The Muslims of the Cape do not have this history, but what they do have is the belief that their religion is pure and should not be tainted through other influences. What many Christians of today may not know is that much of what the Qu’ran teaches and many of the pious devotional practices of Muslims have at some point or another since its foundation been appropriated from the earlier Christian and Judaic teachings handed down since Abraham.
I enjoyed the textures of colour, taste and smell which are blended into the narrative. It serves as a beautiful metaphor for those who are able to experience life beyond racial, cultural and religious boundaries, no matter how difficult it remains. Traditional dress and cooking lightens the burdens of slavery, but never erases it. The landscape is familiar to any reader from Cape Town, but is sufficiently descriptive for the foreign reader. Either way, we are never far from the hearts and minds of the characters, even the villainous Andries who is stereotypically characterised as the arch-oppressor who inevitably provokes the conflicts between master and slave. In Cape Town, we could very well describe The Slave Book as a mixed bredie of characterisation, plot and story. While Harman and Somiela must always be our hero and heroine, we must also be aware of the supporting characters’ interpretations and emotions of life in the Cape during the eighteen-thirties.

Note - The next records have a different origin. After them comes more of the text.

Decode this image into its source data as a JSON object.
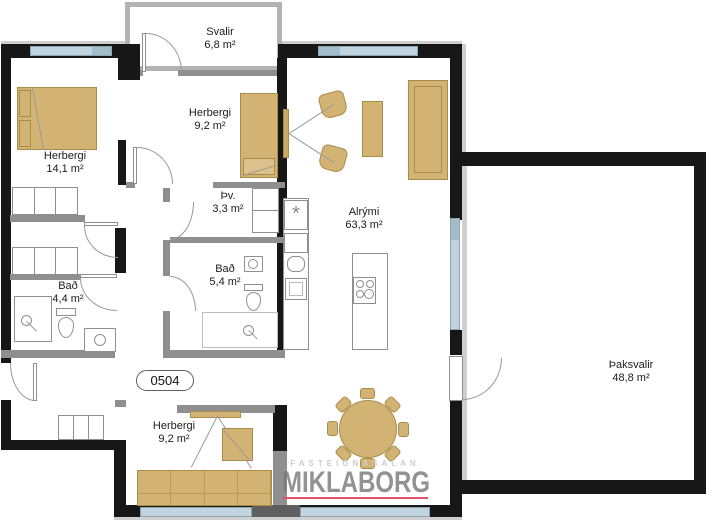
{
  "rooms": {
    "svalir": {
      "name": "Svalir",
      "area": "6,8 m²"
    },
    "herbergi_nw": {
      "name": "Herbergi",
      "area": "14,1 m²"
    },
    "herbergi_n": {
      "name": "Herbergi",
      "area": "9,2 m²"
    },
    "thvottahus": {
      "name": "Þv.",
      "area": "3,3 m²"
    },
    "bad_mid": {
      "name": "Bað",
      "area": "5,4 m²"
    },
    "bad_w": {
      "name": "Bað",
      "area": "4,4 m²"
    },
    "alrymi": {
      "name": "Alrými",
      "area": "63,3 m²"
    },
    "thaksvalir": {
      "name": "Þaksvalir",
      "area": "48,8 m²"
    },
    "herbergi_s": {
      "name": "Herbergi",
      "area": "9,2 m²"
    }
  },
  "unit": {
    "label": "0504"
  },
  "watermark": {
    "agency": "FASTEIGNASALAN",
    "brand": "MIKLABORG"
  },
  "symbols": {
    "appliance": "*"
  },
  "colors": {
    "furn": "#d3b374",
    "wall": "#171717",
    "window": "#bfd4de",
    "red": "#e4556a"
  }
}
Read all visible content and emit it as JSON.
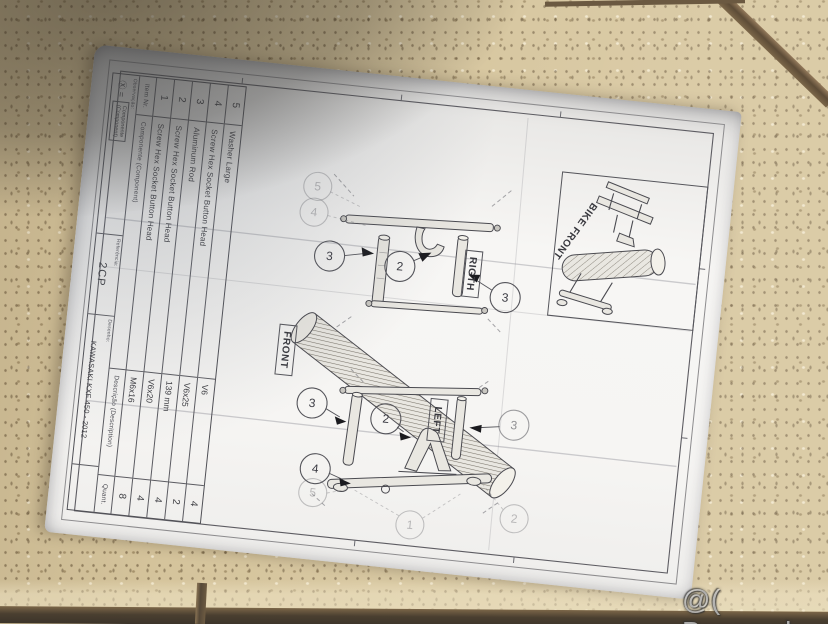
{
  "scene": {
    "watermark": "@( Bazos.sk"
  },
  "sheet": {
    "labels": {
      "bike_front": "BIKE FRONT",
      "right_view": "RIGTH",
      "front_view": "FRONT",
      "left_view": "LEFT"
    },
    "balloons": {
      "right_view": [
        "3",
        "2",
        "3",
        "5",
        "4"
      ],
      "left_view": [
        "3",
        "2",
        "3",
        "4",
        "5",
        "1",
        "2"
      ]
    },
    "parts_table": {
      "headers": {
        "item": "Item Nr.",
        "component": "Componente (Component)",
        "description": "Descrição (Description)",
        "quantity": "Quant."
      },
      "rows": [
        {
          "item": "5",
          "component": "Washer Large",
          "description": "V6",
          "quantity": "4"
        },
        {
          "item": "4",
          "component": "Screw Hex Socket Button Head",
          "description": "V6x25",
          "quantity": "2"
        },
        {
          "item": "3",
          "component": "Aluminum Rod",
          "description": "139 mm",
          "quantity": "4"
        },
        {
          "item": "2",
          "component": "Screw Hex Socket Button Head",
          "description": "V6x20",
          "quantity": "4"
        },
        {
          "item": "1",
          "component": "Screw Hex Socket Button Head",
          "description": "M6x16",
          "quantity": "8"
        }
      ]
    },
    "title_block": {
      "observation_label": "Observação:",
      "observation_symbol": "Ⓧ =",
      "observation_line1": "Componente",
      "observation_line2": "(Component)",
      "reference_label": "Referência:",
      "reference_value": "2CP",
      "drawing_label": "Desenho:",
      "drawing_value": "KAWASAKI KXF 450 - 2012"
    }
  },
  "colors": {
    "tile": "#d5c49c",
    "grout_dark": "#4a3f30",
    "paper": "#f6f5f3",
    "ink": "#3d3d42",
    "watermark": "#ffffff"
  }
}
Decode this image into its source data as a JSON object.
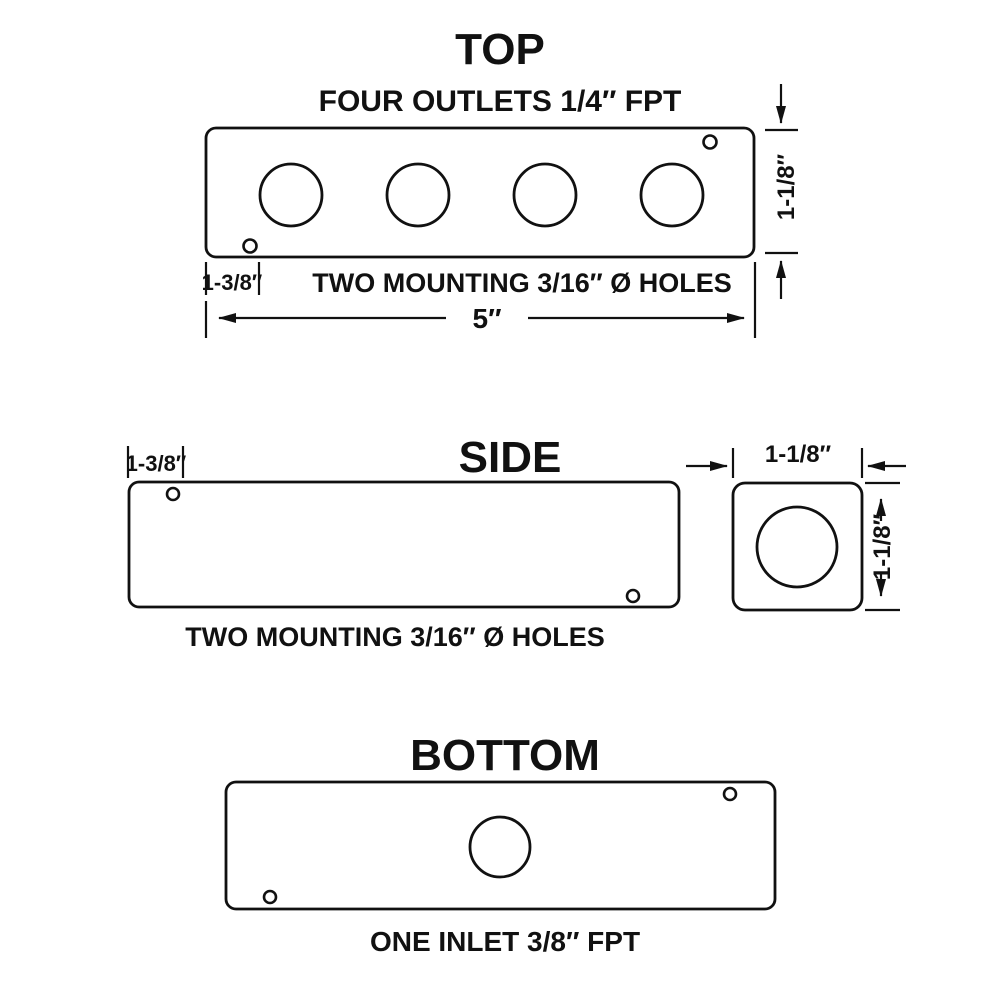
{
  "drawing": {
    "colors": {
      "line": "#111111",
      "background": "#ffffff"
    },
    "top_view": {
      "title": "TOP",
      "subtitle": "FOUR OUTLETS 1/4″ FPT",
      "mounting_note": "TWO MOUNTING 3/16″ Ø HOLES",
      "width_dim": "5″",
      "height_dim": "1-1/8″",
      "hole_offset_dim": "1-3/8″",
      "outlet_count": 4,
      "mounting_hole_count": 2
    },
    "side_view": {
      "title": "SIDE",
      "mounting_note": "TWO MOUNTING 3/16″ Ø HOLES",
      "hole_offset_dim": "1-3/8″",
      "mounting_hole_count": 2
    },
    "end_view": {
      "width_dim": "1-1/8″",
      "height_dim": "1-1/8″"
    },
    "bottom_view": {
      "title": "BOTTOM",
      "inlet_note": "ONE INLET 3/8″ FPT",
      "mounting_hole_count": 2
    }
  }
}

It is a great pity that I began my reading of Rayda Jacobs with The Slave Book, only learning afterwards that it is part of a trilogy. The Slave Book follows Ms Jacob’s first novel, Eyes of the Sky. The trilogy is concluded with Sachs Street. Pity? No matter. Curiosity got the better of me. I found Eyes of the Sky in my library the other day. I also found Joonie and Confessions of a Gambler – both movie and novel. My introduction to Ms Jacobs’ work began a few years ago when I saw her independent and thought-provoking film which she co-produced. She also wrote the screenplay and directed the show. And what a show it was! Even while watching it for the third time, I remained absorbed in this story about a Cape Muslim woman dealing with the crisis of losing her younger, gay son to HIV/Aids, dealing with her past and facing up to the consequences of depression. I enjoyed the visual presentations of the Muslim practices of prayer and the cleansing and burial rituals of the deceased.
Confessions of a Gambler is an engaging and enlightening encounter for the first-time viewer, or reader. It offers an honest interpretation of what it means to be a devout Muslim in the truest sense of the word. For those who are not Muslim, Ms Jacobs’ work should also address the unfortunate ignorance of this religion. It has many spiritual and physical benefits for the devotee when it is practised in accordance with the teachings of the Prophet, Peace Be Upon Him.